Ottone (Utùn in ligure, Utòn in dialetto piacentino[3]) è un comune italiano di 516 abitanti della provincia di Piacenza.

Geografia fisica[modifica | modifica wikitesto]

È situato nella media val Trebbia, sull'Appennino ligure (di cui fa parte l'Appennino piacentino), lungo la strada statale 45 di Val Trebbia, a circa 70 km da Piacenza e a circa 60 km da Genova, cosa che lo rende il comune emiliano più vicino al capoluogo ligure, oltre ad essere il più occidentale della regione. È inoltre, con il confinante comune di Zerba, uno dei due comuni emiliani a confinare con il Piemonte.

Il territorio comunale oltre la cittadina si estende parte nell'alta val Trebbia e parte nella val Boreca dove consta di numerose frazioni sparse ed alcune molto popolate specie nei fine settimana e nel periodo estivo.

Il paesaggio della val Trebbia e del territorio comunale è coltivato fino alle altitudini in cui i boschi ricoprono fittamente le pendici dei monti. Il fiume Trebbia scorre attraverso la valle con numerosi meandri. Ad arricchire la acque del Trebbia concorre soprattutto l'affluente Aveto, lungo il suo corso, che attira ogni estate numerosi bagnanti, è possibile praticare canoa, nuoto, pesca e altri sport.

Storia[modifica | modifica wikitesto]

Scorcio del centro storico di Ottone

Già insediamento celtico e poi romano.

In epoca romana la zona fa parte del pago Moninas[4] posto fra ii municipi di Velleia e Libarna. Il pago confinava a nord ed est, con il pago Bagienno (Bobbio), a sud con il pago Martius (Rovegno) e ad ovest fra lo spartiacque dai monti Lesima e Chiappo, direttamente con il municipio di Libarna. L'ottonese come l'alta Val Trebbia erano inserite nella Regio IX Liguria.

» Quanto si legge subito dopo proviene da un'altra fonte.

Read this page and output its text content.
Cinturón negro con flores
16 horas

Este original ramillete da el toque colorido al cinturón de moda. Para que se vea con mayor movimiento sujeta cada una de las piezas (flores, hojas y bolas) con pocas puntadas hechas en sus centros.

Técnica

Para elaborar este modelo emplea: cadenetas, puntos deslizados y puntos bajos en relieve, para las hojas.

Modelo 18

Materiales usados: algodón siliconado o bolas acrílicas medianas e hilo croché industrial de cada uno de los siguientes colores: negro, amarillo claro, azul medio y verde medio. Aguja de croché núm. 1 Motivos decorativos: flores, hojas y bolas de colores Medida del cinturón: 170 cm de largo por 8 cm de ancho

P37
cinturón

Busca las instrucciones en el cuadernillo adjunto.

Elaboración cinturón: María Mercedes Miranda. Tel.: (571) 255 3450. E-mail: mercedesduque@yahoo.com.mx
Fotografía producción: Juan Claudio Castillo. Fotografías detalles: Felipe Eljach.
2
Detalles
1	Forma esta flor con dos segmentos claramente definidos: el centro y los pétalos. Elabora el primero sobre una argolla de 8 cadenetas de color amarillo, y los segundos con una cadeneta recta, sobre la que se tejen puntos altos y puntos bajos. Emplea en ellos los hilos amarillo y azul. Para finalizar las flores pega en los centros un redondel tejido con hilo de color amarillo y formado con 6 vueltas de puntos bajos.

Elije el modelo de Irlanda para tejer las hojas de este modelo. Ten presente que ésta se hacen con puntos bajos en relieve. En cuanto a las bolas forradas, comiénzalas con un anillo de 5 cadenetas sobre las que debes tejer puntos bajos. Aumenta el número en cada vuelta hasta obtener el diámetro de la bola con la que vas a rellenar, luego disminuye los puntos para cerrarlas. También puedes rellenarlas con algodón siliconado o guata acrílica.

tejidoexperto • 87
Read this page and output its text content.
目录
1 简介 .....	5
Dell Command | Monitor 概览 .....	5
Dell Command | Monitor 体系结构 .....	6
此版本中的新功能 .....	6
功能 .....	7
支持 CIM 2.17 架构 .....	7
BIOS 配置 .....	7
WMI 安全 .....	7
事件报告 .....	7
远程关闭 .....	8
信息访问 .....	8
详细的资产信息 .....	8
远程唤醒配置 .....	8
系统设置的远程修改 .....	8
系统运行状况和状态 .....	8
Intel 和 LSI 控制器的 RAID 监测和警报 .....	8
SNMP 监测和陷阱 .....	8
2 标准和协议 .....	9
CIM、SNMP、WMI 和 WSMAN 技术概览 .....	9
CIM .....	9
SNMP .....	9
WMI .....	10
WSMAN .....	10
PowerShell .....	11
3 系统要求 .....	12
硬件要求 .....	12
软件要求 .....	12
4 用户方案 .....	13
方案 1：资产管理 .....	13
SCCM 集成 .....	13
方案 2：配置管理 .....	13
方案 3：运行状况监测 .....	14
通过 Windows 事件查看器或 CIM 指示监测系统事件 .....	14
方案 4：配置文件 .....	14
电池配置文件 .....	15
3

Il territorio entro poi nei possedimenti dell'abbazia di San Colombano di Bobbio, fondata da san Colombano nel 614.[5] Prima fondazione in Ottone con l'oracolo di San Bartolomeo e le celle di Ottone Soprano e Fabbrica e i possedimenti di Oneto, Cariseto, Croce, Santa Maria e Cà Fredda.

Dopo la caduta dei Longobardi a opera di Carlo Magno, il Sacro Romano Impero costituì i feudi imperiali, all'interno della Marca Obertenga, con lo scopo di mantenere un passaggio sicuro verso il mare, assegnò Ottone, con molti dei territori limitrofi, alla famiglia dei Malaspina che vi eressero un castello successivamente divenne centro pievano ed il castello della Marca Obertenga, il feudo divenuto marchesato con il titolo di Croce di val Trebbia[6], passò successivamente ai Fieschi ed ai Doria come contado o Feudo di Montagna, unendo al feudo di Croce anche i feudi di Cariseto e Casanova.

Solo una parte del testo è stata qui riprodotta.